僕の誕生日
私の場合、毎年クリスマスの時期になると、もう一つ考えなければならないことがある。それは12月25日生まれの夫の誕生日について。古き思い出とともに。
◇
まだ結婚前のある年のクリスマスの日。当時の彼(現夫)と仕事帰りにお祝いしようという話になった。
その数日前、京都の北山通りにある教会の横を車で通りかかった。派手ではないが、万華鏡のようなキラキラした装飾に釘付けになり、クリスマスの日にもう一度彼とあの教会を見たいと思った。
京都のおしゃれスポットとされる北山通りを歩いて教会を眺めつつ、レストランでディナーを食べる。そんな彼とのクリスマスを想像をしながら12月25日を迎えた。
お互い仕事が終わっておち合った時、一応彼に聞いてみた。
「ねえ、今晩どこで食べる?」
「え?どこでも……」
「一応聞いてみた」のは、もしかして彼がレストランを予約してるかもしれないと思ったからだ。しかし、どこでも…という返事。おいおい、予約してないのか、と少々ガッカリした自分がいた。そこで北山の妄想を実現するために提案してみた。
「じゃあ、北山行こっか、すごい綺麗な教会あるよ」
ところが思った以上に冴えない返事がきたのだ。
「え、遠くない?混んでない?」
確かに、当時住んでいた大津から京都まで小1時間かかるかだろうし、北山に向かうカップルが大勢いてレストランも混んでるかもしれない。嫌な予感はよぎったが、特に代替案もないので京都へ向かうことになった。

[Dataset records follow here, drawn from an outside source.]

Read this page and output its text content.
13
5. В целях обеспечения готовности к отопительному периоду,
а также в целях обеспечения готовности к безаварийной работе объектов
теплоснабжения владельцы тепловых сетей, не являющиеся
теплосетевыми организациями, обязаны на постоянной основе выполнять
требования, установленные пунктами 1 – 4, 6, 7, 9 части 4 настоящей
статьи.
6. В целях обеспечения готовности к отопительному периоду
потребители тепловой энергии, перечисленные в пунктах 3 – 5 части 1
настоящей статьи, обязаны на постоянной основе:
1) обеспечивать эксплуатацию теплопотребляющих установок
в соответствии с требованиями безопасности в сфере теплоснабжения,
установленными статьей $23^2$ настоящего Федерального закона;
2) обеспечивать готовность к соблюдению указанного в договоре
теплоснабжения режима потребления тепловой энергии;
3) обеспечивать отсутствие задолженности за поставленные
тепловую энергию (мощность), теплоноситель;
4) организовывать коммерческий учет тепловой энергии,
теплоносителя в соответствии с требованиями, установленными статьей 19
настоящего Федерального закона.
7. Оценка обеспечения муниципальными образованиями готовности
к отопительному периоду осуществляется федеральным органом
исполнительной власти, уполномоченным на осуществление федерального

大津からから京都へは、国道1号線が走っていて、ここを通過しないと京都には行けない。その途中に山科という場所があり、そこは渋滞の名所。案の定、山科の手前からノロノロ運転になっていた。仕事帰りの疲れと空腹で、車内は沈黙となる。私は早くクリスマスを味わいたい気持ちで耐えた。
ようやく北山通りに到着。といっても車なので、まず駐車場を探さなければならない。そこでいよいよ無計画が露呈してきた。駐車場はどこも満車。車を停められず、スーっとあの教会の前を通り過ぎる。
「あ、この教会だよ、綺麗でしょ」
「うん」
反応薄。いや、しょうがない、運転中だから。京都の運転に慣れてない彼は前だけを見て運転している。そのうち、北山通りは終わってしまった。そしてまたUターンして、北山通りに戻る。
通り沿いには、イルミネーションで飾られたレストランが並んでいる。そして、中にはディナーを楽しむカップルの影がいくつも見えた。レストランいっぱいかもしれないと内心焦った。
「レストラン、結構ひといるね」
「うん、混んでそう」
そう言いながらまた北山通りを抜けた。だんだん二人の間に「ほらみた感」が漂う。当時は食べログのような空きレストランを探すツールはメジャーではなかった。あったとしても全く使いこなせない二人だった。今更、一件一件のレストランに電話で聞くのも遅すぎると思い、なんの手立てもせず時間だけが過ぎていった。すでに夜8時、何も満たされず無駄に走るだけ。
「大津、戻ろっか」
どちらともなくそうなり、また来た道を走り始めた。
「ぼく、今日誕生日やし」
彼が不意に言ってきた。そうだ。忘れてた訳ではないけれど、クリスマスと彼の誕生日は9:1くらいの気分だった気がする。ほぼ誕生日への準備もないままこの日を迎えてしまい、彼から言い出したことにヒヤっとした。
「そうよね、どうしよ、なに食べよう」
「なんでも、お腹すいたし」
帰りは道も空いていて早く着いた。とにかく食べるものなら何でもよかった。そこだけは合意した時、ちょうど目の前にマクドナルドが見えた。
「え、マクド?」
「クリスマスでぼくの誕生日だけど。まあとにかくお腹減ったし」
「私はいいけど、いいの?」
「いこ」
と言って二人で勢いよく店に入った。ガラガラの店内に「いらっしゃいませ!」といつもの声が響いた。
店の隅でクリスマスにマクドを頬張るカップル。もちろん美味しかった。
◇
この話は、結婚した今でもクリスマスエピソードとして、いまだに夫婦で苦笑のネタになっている。
翌年からは「私がもてなす」行事だという認識に改め、用意周到にクリスマスを迎えている。